If oil prices are any indication, good days for economy are over. For the first time in three years, Brent crude shot above $70 on Thursday. On friday too, there was not much respite as it continued to hover in the same range, finally closing at $69.8. Experts believe that it might worsen an already poor economic situation by increasing the current account as well as fiscal deficit.
Prices for Brent crude oil futures, the international benchmark for oil prices, have risen by more than 50 per cent since mid-2017. The upsurge in prices is on account of export cuts undertaken by Saudi Arabia and the production cuts undertaken by OPEC and non-OPEC countries to rebalance the global supply glut. Oil prices were also impacted by the rising tension between the Iraqi and Kurdish forces as the Kurdistan region of Iraq pressed to hold a referendum on independence.
Further, greater than expected fall in the US crude inventories also caused oil prices to rise sharply.
India is the third largest consumer of crude oil in the world. It is expected that the import bill would increase by approximately $1.5 billion for every dollar increase in crude oil price.

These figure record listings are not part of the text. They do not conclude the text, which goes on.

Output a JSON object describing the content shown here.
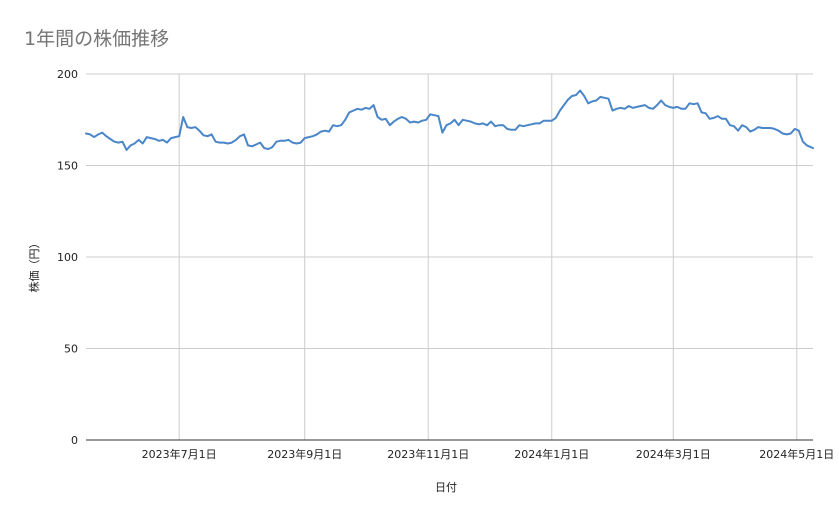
{
  "chart_data": {
    "type": "line",
    "title": "1年間の株価推移",
    "xlabel": "日付",
    "ylabel": "株価（円）",
    "ylim": [
      0,
      200
    ],
    "yticks": [
      0,
      50,
      100,
      150,
      200
    ],
    "xlim": [
      "2023-05-16",
      "2024-05-09"
    ],
    "xticks": [
      {
        "date": "2023-07-01",
        "label": "2023年7月1日"
      },
      {
        "date": "2023-09-01",
        "label": "2023年9月1日"
      },
      {
        "date": "2023-11-01",
        "label": "2023年11月1日"
      },
      {
        "date": "2024-01-01",
        "label": "2024年1月1日"
      },
      {
        "date": "2024-03-01",
        "label": "2024年3月1日"
      },
      {
        "date": "2024-05-01",
        "label": "2024年5月1日"
      }
    ],
    "grid": true,
    "legend": "none",
    "series_color": "#4a86c8",
    "series": [
      {
        "points": [
          [
            "2023-05-16",
            167.5
          ],
          [
            "2023-05-18",
            167
          ],
          [
            "2023-05-20",
            165.5
          ],
          [
            "2023-05-22",
            167
          ],
          [
            "2023-05-24",
            168
          ],
          [
            "2023-05-26",
            166
          ],
          [
            "2023-05-28",
            164.5
          ],
          [
            "2023-05-30",
            163
          ],
          [
            "2023-06-01",
            162.5
          ],
          [
            "2023-06-03",
            163
          ],
          [
            "2023-06-05",
            158.5
          ],
          [
            "2023-06-07",
            161
          ],
          [
            "2023-06-09",
            162
          ],
          [
            "2023-06-11",
            164
          ],
          [
            "2023-06-13",
            162
          ],
          [
            "2023-06-15",
            165.5
          ],
          [
            "2023-06-17",
            165
          ],
          [
            "2023-06-19",
            164.5
          ],
          [
            "2023-06-21",
            163.5
          ],
          [
            "2023-06-23",
            164
          ],
          [
            "2023-06-25",
            162.5
          ],
          [
            "2023-06-27",
            165
          ],
          [
            "2023-06-29",
            165.5
          ],
          [
            "2023-07-01",
            166
          ],
          [
            "2023-07-03",
            176.5
          ],
          [
            "2023-07-05",
            171
          ],
          [
            "2023-07-07",
            170.5
          ],
          [
            "2023-07-09",
            171
          ],
          [
            "2023-07-11",
            169
          ],
          [
            "2023-07-13",
            166.5
          ],
          [
            "2023-07-15",
            166
          ],
          [
            "2023-07-17",
            167
          ],
          [
            "2023-07-19",
            163
          ],
          [
            "2023-07-21",
            162.5
          ],
          [
            "2023-07-23",
            162.5
          ],
          [
            "2023-07-25",
            162
          ],
          [
            "2023-07-27",
            162.5
          ],
          [
            "2023-07-29",
            164
          ],
          [
            "2023-07-31",
            166
          ],
          [
            "2023-08-02",
            167
          ],
          [
            "2023-08-04",
            161
          ],
          [
            "2023-08-06",
            160.5
          ],
          [
            "2023-08-08",
            161.5
          ],
          [
            "2023-08-10",
            162.5
          ],
          [
            "2023-08-12",
            159.5
          ],
          [
            "2023-08-14",
            159
          ],
          [
            "2023-08-16",
            160
          ],
          [
            "2023-08-18",
            163
          ],
          [
            "2023-08-20",
            163.5
          ],
          [
            "2023-08-22",
            163.5
          ],
          [
            "2023-08-24",
            164
          ],
          [
            "2023-08-26",
            162.5
          ],
          [
            "2023-08-28",
            162
          ],
          [
            "2023-08-30",
            162.5
          ],
          [
            "2023-09-01",
            165
          ],
          [
            "2023-09-03",
            165.5
          ],
          [
            "2023-09-05",
            166
          ],
          [
            "2023-09-07",
            167
          ],
          [
            "2023-09-09",
            168.5
          ],
          [
            "2023-09-11",
            169
          ],
          [
            "2023-09-13",
            168.5
          ],
          [
            "2023-09-15",
            172
          ],
          [
            "2023-09-17",
            171.5
          ],
          [
            "2023-09-19",
            172
          ],
          [
            "2023-09-21",
            175
          ],
          [
            "2023-09-23",
            179
          ],
          [
            "2023-09-25",
            180
          ],
          [
            "2023-09-27",
            181
          ],
          [
            "2023-09-29",
            180.5
          ],
          [
            "2023-10-01",
            181.5
          ],
          [
            "2023-10-03",
            181
          ],
          [
            "2023-10-05",
            183
          ],
          [
            "2023-10-07",
            176.5
          ],
          [
            "2023-10-09",
            175
          ],
          [
            "2023-10-11",
            175.5
          ],
          [
            "2023-10-13",
            172
          ],
          [
            "2023-10-15",
            174
          ],
          [
            "2023-10-17",
            175.5
          ],
          [
            "2023-10-19",
            176.5
          ],
          [
            "2023-10-21",
            175.5
          ],
          [
            "2023-10-23",
            173.5
          ],
          [
            "2023-10-25",
            174
          ],
          [
            "2023-10-27",
            173.5
          ],
          [
            "2023-10-29",
            174.5
          ],
          [
            "2023-10-31",
            175
          ],
          [
            "2023-11-02",
            178
          ],
          [
            "2023-11-04",
            177.5
          ],
          [
            "2023-11-06",
            177
          ],
          [
            "2023-11-08",
            168
          ],
          [
            "2023-11-10",
            172
          ],
          [
            "2023-11-12",
            173
          ],
          [
            "2023-11-14",
            175
          ],
          [
            "2023-11-16",
            172
          ],
          [
            "2023-11-18",
            175
          ],
          [
            "2023-11-20",
            174.5
          ],
          [
            "2023-11-22",
            174
          ],
          [
            "2023-11-24",
            173
          ],
          [
            "2023-11-26",
            172.5
          ],
          [
            "2023-11-28",
            173
          ],
          [
            "2023-11-30",
            172
          ],
          [
            "2023-12-02",
            174
          ],
          [
            "2023-12-04",
            171.5
          ],
          [
            "2023-12-06",
            172
          ],
          [
            "2023-12-08",
            172
          ],
          [
            "2023-12-10",
            170
          ],
          [
            "2023-12-12",
            169.5
          ],
          [
            "2023-12-14",
            169.5
          ],
          [
            "2023-12-16",
            172
          ],
          [
            "2023-12-18",
            171.5
          ],
          [
            "2023-12-20",
            172
          ],
          [
            "2023-12-22",
            172.5
          ],
          [
            "2023-12-24",
            173
          ],
          [
            "2023-12-26",
            173
          ],
          [
            "2023-12-28",
            174.5
          ],
          [
            "2023-12-30",
            174.5
          ],
          [
            "2024-01-01",
            174.5
          ],
          [
            "2024-01-03",
            176
          ],
          [
            "2024-01-05",
            180
          ],
          [
            "2024-01-07",
            183
          ],
          [
            "2024-01-09",
            186
          ],
          [
            "2024-01-11",
            188
          ],
          [
            "2024-01-13",
            188.5
          ],
          [
            "2024-01-15",
            191
          ],
          [
            "2024-01-17",
            188
          ],
          [
            "2024-01-19",
            184
          ],
          [
            "2024-01-21",
            185
          ],
          [
            "2024-01-23",
            185.5
          ],
          [
            "2024-01-25",
            187.5
          ],
          [
            "2024-01-27",
            187
          ],
          [
            "2024-01-29",
            186.5
          ],
          [
            "2024-01-31",
            180
          ],
          [
            "2024-02-02",
            181
          ],
          [
            "2024-02-04",
            181.5
          ],
          [
            "2024-02-06",
            181
          ],
          [
            "2024-02-08",
            182.5
          ],
          [
            "2024-02-10",
            181.5
          ],
          [
            "2024-02-12",
            182
          ],
          [
            "2024-02-14",
            182.5
          ],
          [
            "2024-02-16",
            183
          ],
          [
            "2024-02-18",
            181.5
          ],
          [
            "2024-02-20",
            181
          ],
          [
            "2024-02-22",
            183
          ],
          [
            "2024-02-24",
            185.5
          ],
          [
            "2024-02-26",
            183
          ],
          [
            "2024-02-28",
            182
          ],
          [
            "2024-03-01",
            181.5
          ],
          [
            "2024-03-03",
            182
          ],
          [
            "2024-03-05",
            181
          ],
          [
            "2024-03-07",
            181
          ],
          [
            "2024-03-09",
            184
          ],
          [
            "2024-03-11",
            183.5
          ],
          [
            "2024-03-13",
            184
          ],
          [
            "2024-03-15",
            179
          ],
          [
            "2024-03-17",
            178.5
          ],
          [
            "2024-03-19",
            175.5
          ],
          [
            "2024-03-21",
            176
          ],
          [
            "2024-03-23",
            177
          ],
          [
            "2024-03-25",
            175.5
          ],
          [
            "2024-03-27",
            175.5
          ],
          [
            "2024-03-29",
            172
          ],
          [
            "2024-03-31",
            171.5
          ],
          [
            "2024-04-02",
            169
          ],
          [
            "2024-04-04",
            172
          ],
          [
            "2024-04-06",
            171
          ],
          [
            "2024-04-08",
            168.5
          ],
          [
            "2024-04-10",
            169.5
          ],
          [
            "2024-04-12",
            171
          ],
          [
            "2024-04-14",
            170.5
          ],
          [
            "2024-04-16",
            170.5
          ],
          [
            "2024-04-18",
            170.5
          ],
          [
            "2024-04-20",
            170
          ],
          [
            "2024-04-22",
            169
          ],
          [
            "2024-04-24",
            167.5
          ],
          [
            "2024-04-26",
            167
          ],
          [
            "2024-04-28",
            167.5
          ],
          [
            "2024-04-30",
            170
          ],
          [
            "2024-05-02",
            169
          ],
          [
            "2024-05-04",
            163
          ],
          [
            "2024-05-06",
            161
          ],
          [
            "2024-05-08",
            160
          ],
          [
            "2024-05-09",
            159.5
          ]
        ]
      }
    ]
  }
}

"We estimate that the WPI (wholesale price inflation) could increase by 0.5-0.7 per cent on account of 10 per cent increase in crude oil price. CPI (consumer price inflation) impact would be less pronounced given the lower weight of oil related products and could be in the region of 0.3-0.35 per cent,” said chief economist Madan Sabnavis of Care Ratings in a note.
In the face of higher inflation, he said that the options would be to either increase subsidy on the expenditure side or lower taxes (along with states) on the revenue side.
However, one of the things working in favour of oil refiners so far is the appreciating rupee. Since the rupee strengthened 1.3 per cent against the dollar in the past six months, it eased the burden as they paid less in rupees for every barrel of fuel purchased.
Experts believe that for now oil prices will remain in the $65 range, putting pressure on inflation, balance of payments and fiscal policy.
The after shocks of rise in crude prices might be felt at multiple levels. The rise in crude prices will lead to an increase in the price of natural gas which in turn would increase the input costs for fertilizer companies and petrochemical companies. The input costs of power companies, which use natural gas as a fuel, will also increase.